Once we have chosen the destination, the first step is ‘making a start’. It features tentative baby steps, a little sight reading as you weave a path through the challenges ahead, working out notes, phrases, rhythms and fingerings slowly, hands separately and in small sections.
Younger pianists find this phase frustrating. Playing hands separately is boring and looking at key signatures, time signatures and counting is what beginners do! They need to stop to rest often despite the slow pace. Experienced pianists know it is imperative this stage is not rushed as bad habits are hard to break. They pace themselves, find footholds and secure ropes. It’s an exciting time, a voyage of discovery and identifying the challenges to come.
Step two is about ‘making progress’. Gradually the piece starts to take shape, phrases make more sense and the pianist develops a greater awareness of how the music fits together as a whole.
Younger pianists are excited now because they are allowed to play hands together and feel they are playing real music. Notes are mostly secure (no need to keep checking the key signature) and rhythms are ingrained (rightly or wrongly). The view is good from here, and given the choice they might not climb further, but they will probably run in circles as fast as they can!

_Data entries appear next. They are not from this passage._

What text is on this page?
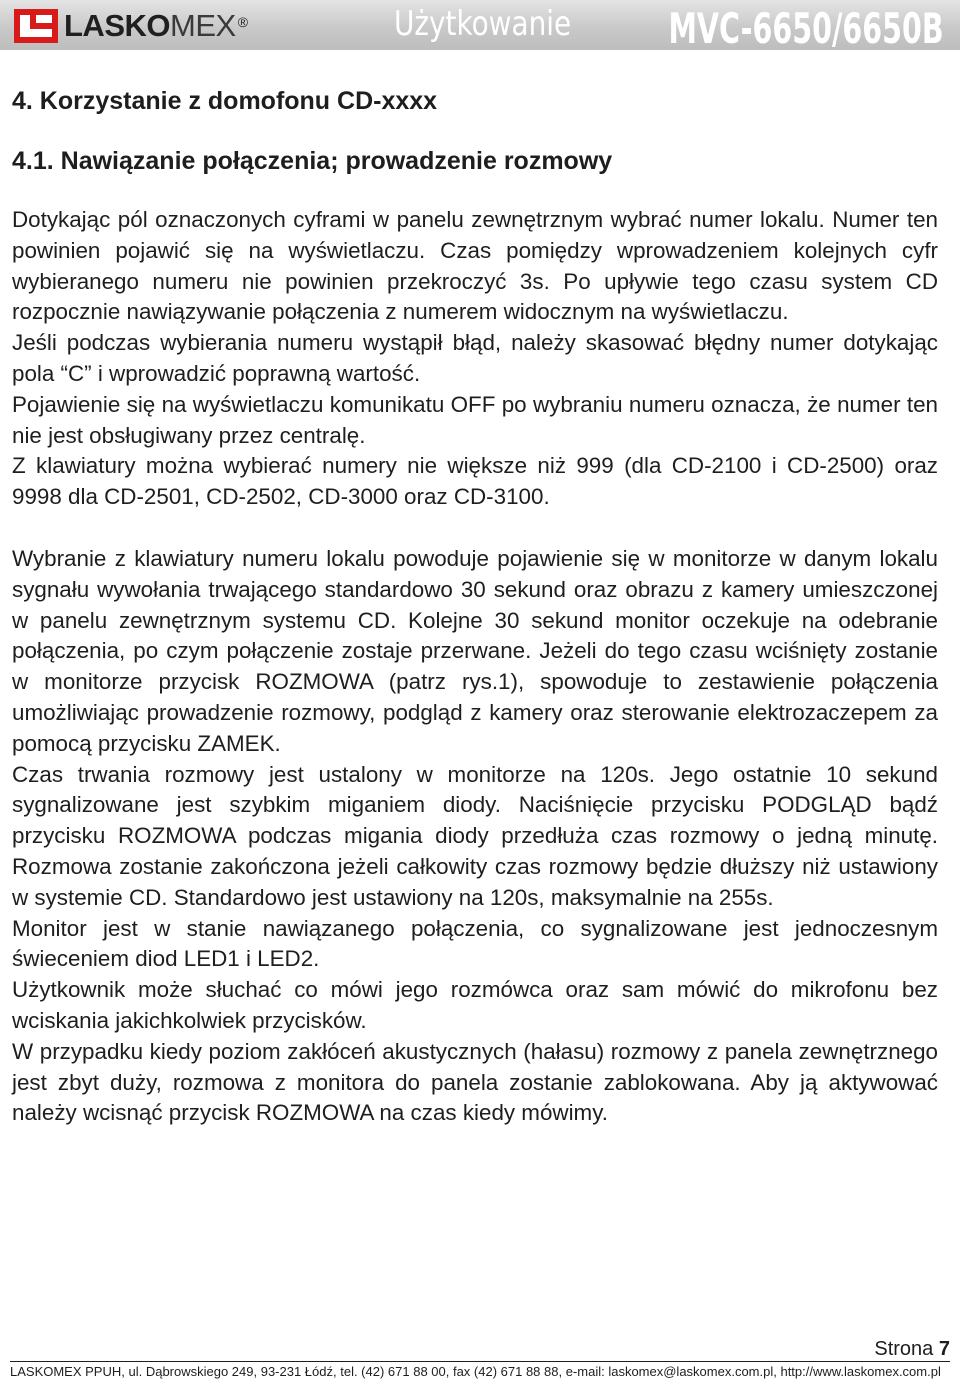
LASKOMEX ®	Użytkowanie MVC-6650/6650B
4. Korzystanie z domofonu CD-xxxx
4.1. Nawiązanie połączenia; prowadzenie rozmowy

Dotykając pól oznaczonych cyframi w panelu zewnętrznym wybrać numer lokalu. Numer ten powinien pojawić się na wyświetlaczu. Czas pomiędzy wprowadzeniem kolejnych cyfr wybieranego numeru nie powinien przekroczyć 3s. Po upływie tego czasu system CD rozpocznie nawiązywanie połączenia z numerem widocznym na wyświetlaczu.

Jeśli podczas wybierania numeru wystąpił błąd, należy skasować błędny numer dotykając pola “C” i wprowadzić poprawną wartość.

Pojawienie się na wyświetlaczu komunikatu OFF po wybraniu numeru oznacza, że numer ten nie jest obsługiwany przez centralę.

Z klawiatury można wybierać numery nie większe niż 999 (dla CD-2100 i CD-2500) oraz 9998 dla CD-2501, CD-2502, CD-3000 oraz CD-3100.

Wybranie z klawiatury numeru lokalu powoduje pojawienie się w monitorze w danym lokalu sygnału wywołania trwającego standardowo 30 sekund oraz obrazu z kamery umieszczonej w panelu zewnętrznym systemu CD. Kolejne 30 sekund monitor oczekuje na odebranie połączenia, po czym połączenie zostaje przerwane. Jeżeli do tego czasu wciśnięty zostanie w monitorze przycisk ROZMOWA (patrz rys.1), spowoduje to zestawienie połączenia umożliwiając prowadzenie rozmowy, podgląd z kamery oraz sterowanie elektrozaczepem za pomocą przycisku ZAMEK.

Czas trwania rozmowy jest ustalony w monitorze na 120s. Jego ostatnie 10 sekund sygnalizowane jest szybkim miganiem diody. Naciśnięcie przycisku PODGLĄD bądź przycisku ROZMOWA podczas migania diody przedłuża czas rozmowy o jedną minutę. Rozmowa zostanie zakończona jeżeli całkowity czas rozmowy będzie dłuższy niż ustawiony w systemie CD. Standardowo jest ustawiony na 120s, maksymalnie na 255s.

Monitor jest w stanie nawiązanego połączenia, co sygnalizowane jest jednoczesnym świeceniem diod LED1 i LED2.

Użytkownik może słuchać co mówi jego rozmówca oraz sam mówić do mikrofonu bez wciskania jakichkolwiek przycisków.

W przypadku kiedy poziom zakłóceń akustycznych (hałasu) rozmowy z panela zewnętrznego jest zbyt duży, rozmowa z monitora do panela zostanie zablokowana. Aby ją aktywować należy wcisnąć przycisk ROZMOWA na czas kiedy mówimy.

Strona 7
LASKOMEX PPUH, ul. Dąbrowskiego 249, 93-231 Łódź, tel. (42) 671 88 00, fax (42) 671 88 88, e-mail: laskomex@laskomex.com.pl, http://www.laskomex.com.pl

For experienced players this is a time of uncertainty; the end goal is glittering somewhere on the distant horizon but there’s still a long way to go. And yet, they have come too far to turn back! The twists and turns of the path ahead are clearer. The trouble spots have been identified and need more work but the easier passages are falling into place. A few ambitious sprints are quickly abandoned for a more measured pace.
The last stage is ‘crafting the music’. You are taking the final steps towards your destination.
Young pianists think they’ve made it, but the teacher is still nagging about dynamics, pedalling and giving the last note its full value! They don’t care about the destination anymore; they are ready to start a new journey (having already forgotten how frustrated they were at the outset!). For experienced pianists, it’s a steep climb at the end; the most technically challenging parts remain elusive on occasion (and despite the best of intentions, some bad habits were formed along the way).
Finally, you are there; it’s performance day – an exam, a concert or something more informal. Now you’ve reached those heady heights, all you can do is hold on tight, enjoy the view and hope you don’t fall off!
My friend and piano teaching colleague Rob Foster notes that for some pieces you will make the journey many times in your life and, like a favourite city, experience them differently every time you return to them.
Why not take a moment to reflect on the music you are playing now: where are you on the journey?